Jüdisches Leben im Spannungsfeld zwischen Exil und Domizil erlebte Mario Erdheim selbst in seiner Jugend als Emigrantenkind in Ecuador. In der Fremde des Exils wurden alte heimatliche Lebensformen bewahrt und gepflegt. Allerdings bedeutete das nicht, dass es leicht war, später wieder in die alte Heimat zurückzufinden. Das zeigte das Beispiel einer Frau, die nach dem Krieg nach Wien zurückkehrte, aber bald wieder in Ecuador auftauchte. Das reale Österreich war ihr fremd geworden. «Schaut’s», sprach sie, «hier hab ich meine Wohnung, genau so schön wie irgendeine in Wien, und da vorn, der Rio de la Plata, der ist doch wie die Donau. (...) Und hier bin ich eben – wie zu Haus.»
Fremdheit überbrücken
Dieses «wie zu Haus» am Ende von Mario Erdheims Vortrag könnte gleichsam als Motto über den ganzen Lerntag geschrieben werden. Um das Spannungsverhältnis zwischen Fremdem und Vertrautem ging es in den insgesamt zwölf folgenden Schiurim. Etwa um die Erinnerung an den Satz «Denn ihr wart Fremde im Lande Ägypten», den der bekannte Politiker und streitbare Schriftsteller Avraham Burg zum Anlass nahm, über das Fremdsein in Ägypten nachzudenken, einem Ägypten, das sich auch nach den biblischen Texten nicht als monolithisch fremd-feindlicher Block präsentiert. Adina Ben-Chorin, Shelley Berlowitz, Michel Bollag, Michael Goldberger, Elsa Klaphek, Brian Klug, Yves Kugelmann, Alice Shalvi und Korbinian Spann boten verschiedene Denkanstösse, aktuelle, persönliche und politische, historische und rabbinische Zugänge zum Thema an.
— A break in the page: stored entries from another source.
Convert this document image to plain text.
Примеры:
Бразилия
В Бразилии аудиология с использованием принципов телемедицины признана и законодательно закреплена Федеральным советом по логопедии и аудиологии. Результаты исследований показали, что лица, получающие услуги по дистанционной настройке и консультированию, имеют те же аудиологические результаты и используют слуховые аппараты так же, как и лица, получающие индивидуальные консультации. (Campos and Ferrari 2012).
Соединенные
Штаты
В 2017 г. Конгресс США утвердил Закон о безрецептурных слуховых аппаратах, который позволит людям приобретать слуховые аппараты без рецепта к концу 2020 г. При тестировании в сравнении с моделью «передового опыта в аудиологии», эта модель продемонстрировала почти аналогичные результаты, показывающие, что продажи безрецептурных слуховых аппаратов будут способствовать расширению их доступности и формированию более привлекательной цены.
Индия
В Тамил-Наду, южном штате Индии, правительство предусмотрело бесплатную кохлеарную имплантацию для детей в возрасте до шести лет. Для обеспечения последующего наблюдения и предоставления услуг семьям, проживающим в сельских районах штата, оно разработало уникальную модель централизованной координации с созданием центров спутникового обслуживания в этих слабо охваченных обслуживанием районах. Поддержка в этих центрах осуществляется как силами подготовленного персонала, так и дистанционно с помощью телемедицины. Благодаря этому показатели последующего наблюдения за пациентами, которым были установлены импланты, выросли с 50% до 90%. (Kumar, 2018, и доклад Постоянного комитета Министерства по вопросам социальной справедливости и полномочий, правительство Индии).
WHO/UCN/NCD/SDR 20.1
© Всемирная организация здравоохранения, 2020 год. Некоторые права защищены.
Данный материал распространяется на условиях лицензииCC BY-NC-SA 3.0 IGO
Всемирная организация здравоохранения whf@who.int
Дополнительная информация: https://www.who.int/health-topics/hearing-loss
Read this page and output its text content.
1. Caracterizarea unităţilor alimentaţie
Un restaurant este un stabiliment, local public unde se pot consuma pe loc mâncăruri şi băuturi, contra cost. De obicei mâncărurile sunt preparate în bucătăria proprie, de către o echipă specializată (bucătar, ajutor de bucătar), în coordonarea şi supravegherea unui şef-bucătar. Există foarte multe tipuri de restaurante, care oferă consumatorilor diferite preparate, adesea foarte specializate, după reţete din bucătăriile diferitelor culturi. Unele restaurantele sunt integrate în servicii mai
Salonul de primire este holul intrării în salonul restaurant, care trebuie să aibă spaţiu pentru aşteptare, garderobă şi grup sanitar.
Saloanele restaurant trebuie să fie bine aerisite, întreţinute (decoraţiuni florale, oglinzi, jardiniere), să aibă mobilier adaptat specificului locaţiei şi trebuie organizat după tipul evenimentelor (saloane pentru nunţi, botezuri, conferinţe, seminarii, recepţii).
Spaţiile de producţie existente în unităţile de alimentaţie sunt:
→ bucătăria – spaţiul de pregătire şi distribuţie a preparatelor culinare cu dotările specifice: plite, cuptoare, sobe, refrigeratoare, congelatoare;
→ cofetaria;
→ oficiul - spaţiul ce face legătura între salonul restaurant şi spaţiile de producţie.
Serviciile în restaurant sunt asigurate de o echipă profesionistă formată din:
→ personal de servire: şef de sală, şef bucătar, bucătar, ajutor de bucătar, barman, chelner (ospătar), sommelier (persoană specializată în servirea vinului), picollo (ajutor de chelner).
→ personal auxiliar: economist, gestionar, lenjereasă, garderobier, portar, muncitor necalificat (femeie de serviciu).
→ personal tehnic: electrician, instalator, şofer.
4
Zudem wurde der Film «Menachem und Fred» gezeigt, der die Geschichte zweier durch die Schoah getrennter Brüder erzählt, die sich nach Jahrzehnten mit völlig unterschiedlichen Lebensentwürfen wieder treffen und versuchen, ihre Fremdheit zu überbrücken.
Als man sich am Ende eines inspirierten Tages zum Schlusspodium noch einmal im Saal versammelte, betonte die israelische Pädagogin Alice Shalvi, dass Lernen allein nicht genüge, sondern dass vielmehr etwas aus den Erkenntnissen resultieren sollte: persönliche Erweiterung, Gemeinschaftsbildung und Streben nach «tikkun olam», wie die Organisatorinnen ihr Ziel formulierten. Avraham Burg schliesslich erinnerte an die bekannte talmudische Geschichte, in der ein «ger», ein Fremder, den berühmten Lehrer Hillel fragte, ob er ihm die Essenz der Thora erklären könne, während er auf einem Bein stehe. Hillel antwortet: «Was du nicht willst, das man dir tu, das füg’ auch keinem anderen zu. Das ist die ganze Thora, alles andere ist Kommentierung.» (Babylonischer Talmud, Schabbat 31a, 12–15). Für Burg ist dies die Illustration eines vorbildlichen Umgangs mit Fremden. Allerdings, so Burg, wird der Schluss der Geschichte meist unterschlagen. Hillel fügte noch an: «Und nun gehe hin und lerne!»